Embedding metadata in the media file is a superpower. Being able to ffprobe any WAV or MP3 in our pipeline and recover its identity has saved us from data loss more than once. It's the single best architectural decision we made, and it cost us about ten lines of code.
Where Hubert Goes Next

We have a shortlist. Automatic detection of "private" meetings that shouldn't be published at all. Per-speaker voice identification, so the wiki says "Loïc" instead of "Speaker 0" (this is harder than it sounds and we're not rushing it). A "last week in meetings" digest posted to our internal chat every Monday morning. Maybe a small frontend so people can browse and search without opening Outline. Maybe none of those, if they turn out to be features nobody actually wants.
The point of Hubert is that it does its job and gets out of the way. Every feature we add has to pass the same test: does this make the butler more useful, or does it turn the butler into a project I have to maintain? If it's the second one, we don't build it.

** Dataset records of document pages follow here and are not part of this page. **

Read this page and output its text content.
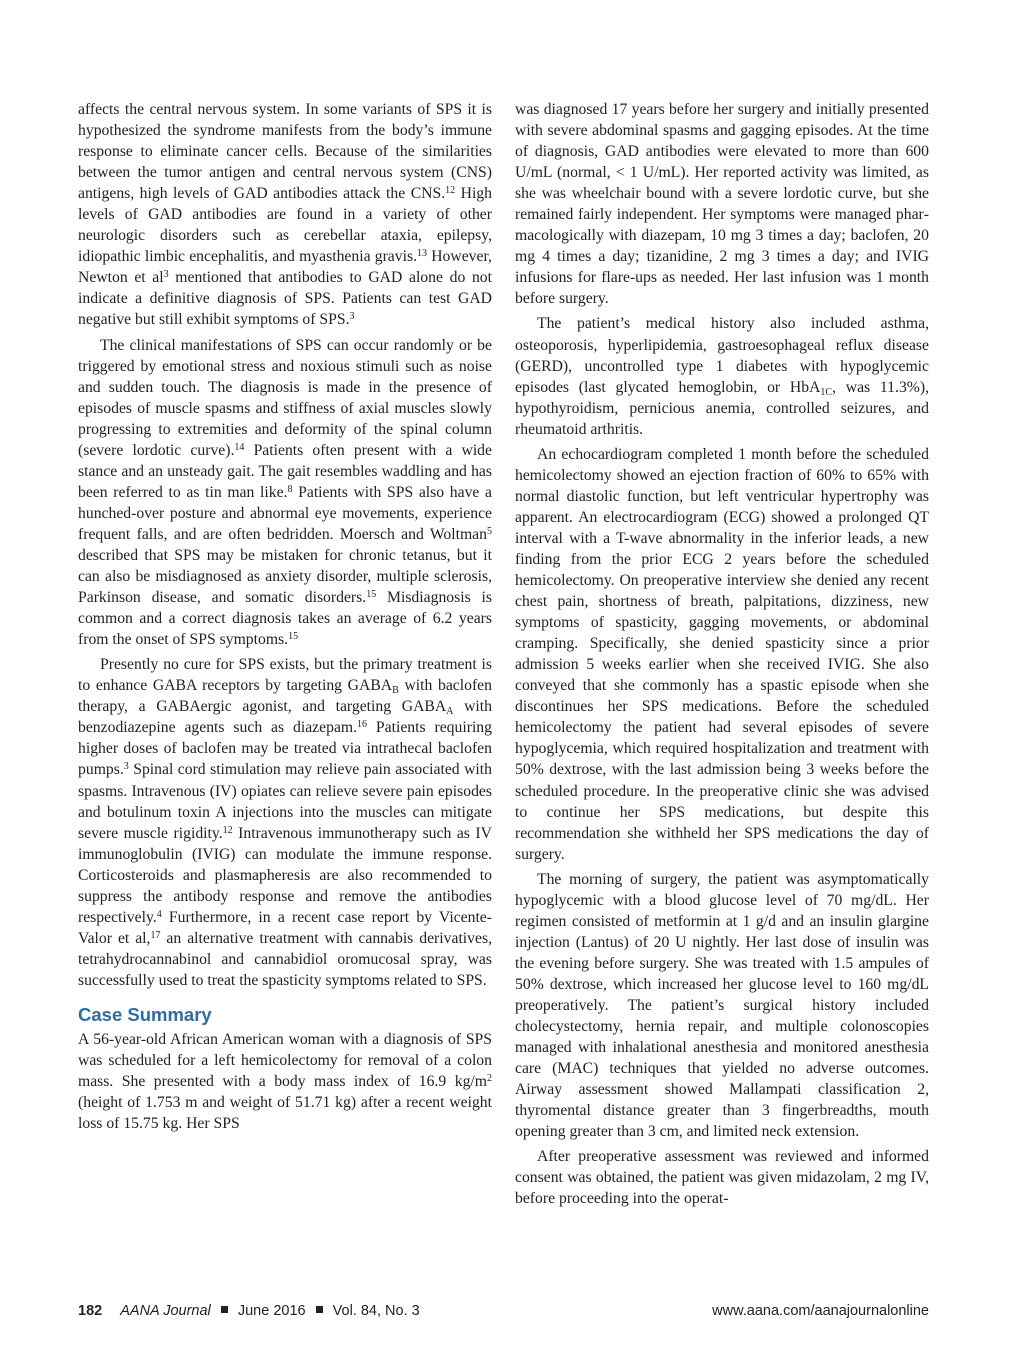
affects the central nervous system. In some variants of SPS it is hypothesized the syndrome manifests from the body’s immune response to eliminate cancer cells. Because of the similarities between the tumor antigen and central nervous system (CNS) antigens, high levels of GAD antibodies attack the CNS.$^{12}$ High levels of GAD antibodies are found in a variety of other neurologic disorders such as cerebellar ataxia, epilepsy, idiopathic limbic encephalitis, and myasthenia gravis.$^{13}$ However, Newton et $al^3$ mentioned that antibodies to GAD alone do not indicate a definitive diagnosis of SPS. Patients can test GAD negative but still exhibit symptoms of SPS.$^3$

The clinical manifestations of SPS can occur randomly or be triggered by emotional stress and noxious stimuli such as noise and sudden touch. The diagnosis is made in the presence of episodes of muscle spasms and stiffness of axial muscles slowly progressing to extremities and deformity of the spinal column (severe lordotic curve).$^{14}$ Patients often present with a wide stance and an unsteady gait. The gait resembles waddling and has been referred to as tin man like.$^8$ Patients with SPS also have a hunched-over posture and abnormal eye movements, experience frequent falls, and are often bedridden. Moersch and Woltman$^5$ described that SPS may be mistaken for chronic tetanus, but it can also be misdiagnosed as anxiety disorder, multiple sclerosis, Parkinson disease, and somatic disorders.$^{15}$ Misdiagnosis is common and a correct diagnosis takes an average of 6.2 years from the onset of SPS symptoms.$^{15}$

Presently no cure for SPS exists, but the primary treatment is to enhance GABA receptors by targeting $GABA_B$ with baclofen therapy, a GABAergic agonist, and targeting $GABA_A$ with benzodiazepine agents such as diazepam.$^{16}$ Patients requiring higher doses of baclofen may be treated via intrathecal baclofen pumps.$^3$ Spinal cord stimulation may relieve pain associated with spasms. Intravenous (IV) opiates can relieve severe pain episodes and botulinum toxin A injections into the muscles can mitigate severe muscle rigidity.$^{12}$ Intravenous immunotherapy such as IV immunoglobulin (IVIG) can modulate the immune response. Corticosteroids and plasmapheresis are also recommended to suppress the antibody response and remove the antibodies respectively.$^4$ Furthermore, in a recent case report by Vicente-Valor et al,$^{17}$ an alternative treatment with cannabis derivatives, tetrahydrocannabinol and cannabidiol oromucosal spray, was successfully used to treat the spasticity symptoms related to SPS.

Case Summary

A 56-year-old African American woman with a diagnosis of SPS was scheduled for a left hemicolectomy for removal of a colon mass. She presented with a body mass index of 16.9 $kg/m^2$ (height of 1.753 m and weight of 51.71 kg) after a recent weight loss of 15.75 kg. Her SPS

was diagnosed 17 years before her surgery and initially presented with severe abdominal spasms and gagging episodes. At the time of diagnosis, GAD antibodies were elevated to more than 600 U/mL (normal, < 1 U/mL). Her reported activity was limited, as she was wheelchair bound with a severe lordotic curve, but she remained fairly independent. Her symptoms were managed pharmacologically with diazepam, 10 mg 3 times a day; baclofen, 20 mg 4 times a day; tizanidine, 2 mg 3 times a day; and IVIG infusions for flare-ups as needed. Her last infusion was 1 month before surgery.

The patient’s medical history also included asthma, osteoporosis, hyperlipidemia, gastroesophageal reflux disease (GERD), uncontrolled type 1 diabetes with hypoglycemic episodes (last glycated hemoglobin, or HbA$_{1C}$, was 11.3%), hypothyroidism, pernicious anemia, controlled seizures, and rheumatoid arthritis.

An echocardiogram completed 1 month before the scheduled hemicolectomy showed an ejection fraction of 60% to 65% with normal diastolic function, but left ventricular hypertrophy was apparent. An electrocardiogram (ECG) showed a prolonged QT interval with a T-wave abnormality in the inferior leads, a new finding from the prior ECG 2 years before the scheduled hemicolectomy. On preoperative interview she denied any recent chest pain, shortness of breath, palpitations, dizziness, new symptoms of spasticity, gagging movements, or abdominal cramping. Specifically, she denied spasticity since a prior admission 5 weeks earlier when she received IVIG. She also conveyed that she commonly has a spastic episode when she discontinues her SPS medications. Before the scheduled hemicolectomy the patient had several episodes of severe hypoglycemia, which required hospitalization and treatment with 50% dextrose, with the last admission being 3 weeks before the scheduled procedure. In the preoperative clinic she was advised to continue her SPS medications, but despite this recommendation she withheld her SPS medications the day of surgery.

The morning of surgery, the patient was asymptomatically hypoglycemic with a blood glucose level of 70 mg/dL. Her regimen consisted of metformin at 1 g/d and an insulin glargine injection (Lantus) of 20 U nightly. Her last dose of insulin was the evening before surgery. She was treated with 1.5 ampules of 50% dextrose, which increased her glucose level to 160 mg/dL preoperatively. The patient’s surgical history included cholecystectomy, hernia repair, and multiple colonoscopies managed with inhalational anesthesia and monitored anesthesia care (MAC) techniques that yielded no adverse outcomes. Airway assessment showed Mallampati classification 2, thyromental distance greater than 3 fingerbreadths, mouth opening greater than 3 cm, and limited neck extension.

After preoperative assessment was reviewed and informed consent was obtained, the patient was given midazolam, 2 mg IV, before proceeding into the operat-

182 AANA Journal June 2016 Vol. 84, No. 3	www.aana.com/aanajournalonline
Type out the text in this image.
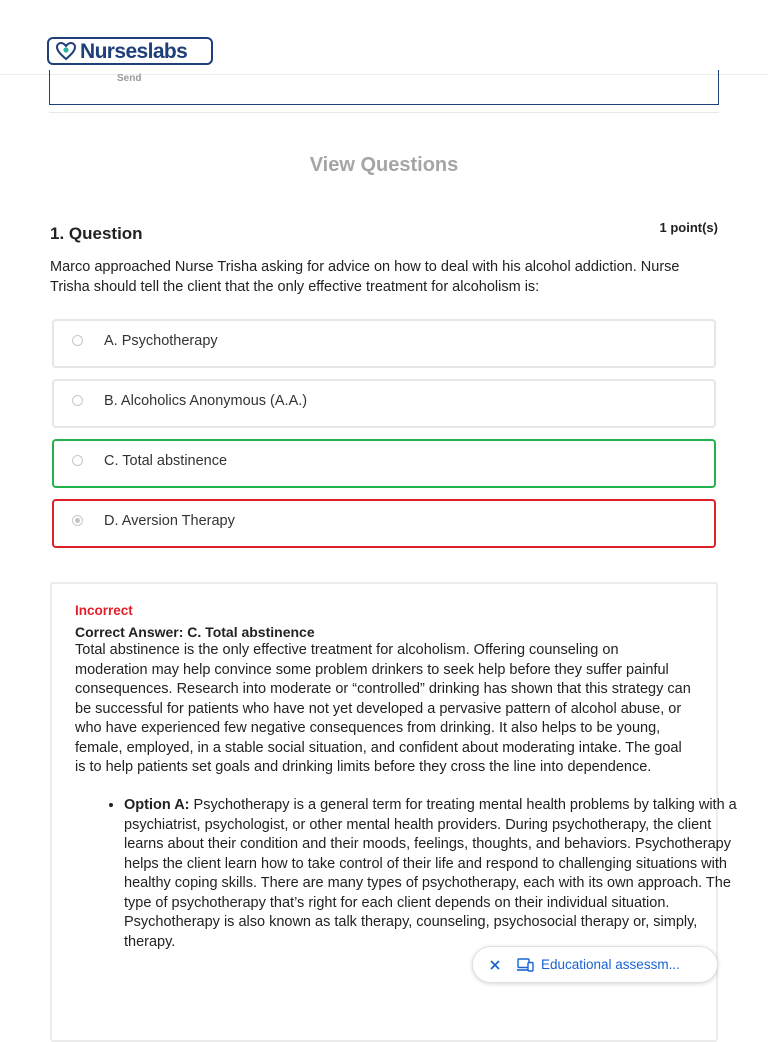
Nurseslabs
Send
View Questions
1. Question	1 point(s)
Marco approached Nurse Trisha asking for advice on how to deal with his alcohol addiction. Nurse Trisha should tell the client that the only effective treatment for alcoholism is:
A. Psychotherapy
B. Alcoholics Anonymous (A.A.)
C. Total abstinence
D. Aversion Therapy
Incorrect
Correct Answer: C. Total abstinence
Total abstinence is the only effective treatment for alcoholism. Offering counseling on moderation may help convince some problem drinkers to seek help before they suffer painful consequences. Research into moderate or “controlled” drinking has shown that this strategy can be successful for patients who have not yet developed a pervasive pattern of alcohol abuse, or who have experienced few negative consequences from drinking. It also helps to be young, female, employed, in a stable social situation, and confident about moderating intake. The goal is to help patients set goals and drinking limits before they cross the line into dependence.
• Option A: Psychotherapy is a general term for treating mental health problems by talking with a psychiatrist, psychologist, or other mental health providers. During psychotherapy, the client learns about their condition and their moods, feelings, thoughts, and behaviors. Psychotherapy helps the client learn how to take control of their life and respond to challenging situations with healthy coping skills. There are many types of psychotherapy, each with its own approach. The type of psychotherapy that’s right for each client depends on their individual situation. Psychotherapy is also known as talk therapy, counseling, psychosocial therapy or, simply, therapy.
Educational assessm...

Meetings are never going to stop. That's fine. We just refuse to let them disappear anymore.
A Word on the Code

One thing I have not mentioned yet: at the moment, Hubert is closed source. It started as an internal Kalvad tool and grew organically, which means there are still a few Loïc-shaped assumptions baked into it that we'd want to sand down before throwing it at strangers. Configuration paths assume Arch Linux. The desktop notifications assume notify-send. The Outline collection is hardcoded to hubert. None of that is hard to fix, it's just that we never had to.
We're also seriously considering a full rewrite in Zig before publishing it. Not because Crystal has failed us, it absolutely has not, but because Zig has been nagging at us for a while and a project this size is exactly the right sandbox to learn it properly. Zig gives us the same "single static binary, no runtime, no surprises" story that Crystal does, with tighter control over memory and a cross-compilation story that is frankly a little embarrassing for everyone else. It also forces us to be honest about every allocation, which for a long-running daemon that shuffles audio files around is more of a feature than a chore.
There's a less noble reason too: we just want to write some Zig. If you've ever rewritten a working tool in a new language purely because the new language is fun, you already know exactly what I mean.
When that rewrite lands, and when we've scrubbed out the Loïc-shaped assumptions, we plan to open it up. Until then, if you want your own Hubert, you can absolutely build it yourself. The moving parts are all standard: a mic watcher, a queue, a transcription API, an LLM, a wiki with an API. The hard part is not the code. The hard part is deciding that the human in the loop should not be the one taking notes.
Bring your own Gladia keys and Qwen 3.5. Bring patience for the first week. Bring a mic.
Where are those name coming from?
Hubert Bonisseur de la Bath, OSS 117, and Jean Dujardin: A Cultural Icon
Hubert Bonisseur de la Bath is the fictional secret agent known as OSS 117, created by French writer Jean Bruce in 1949. Originally an American agent of French descent, the character was reimagined in the 2006 film OSS 117: Cairo, Nest of Spies as a French agent working for the SDECE (France’s external intelligence service) during the Cold War. This transformation was spearheaded by director Michel Hazanavicius and actor Jean Dujardin, who brought a unique blend of humor, charm, and cluelessness to the role, turning OSS 117 into a cult figure of French comedy.
In short, Hubert Bonisseur de la Bath is a symbol of French comedic brilliance, and Jean Dujardin’s portrayal cements his status as one of the greatest actors of his generation, rightfully earning his place alongside legends like Louis de Funès.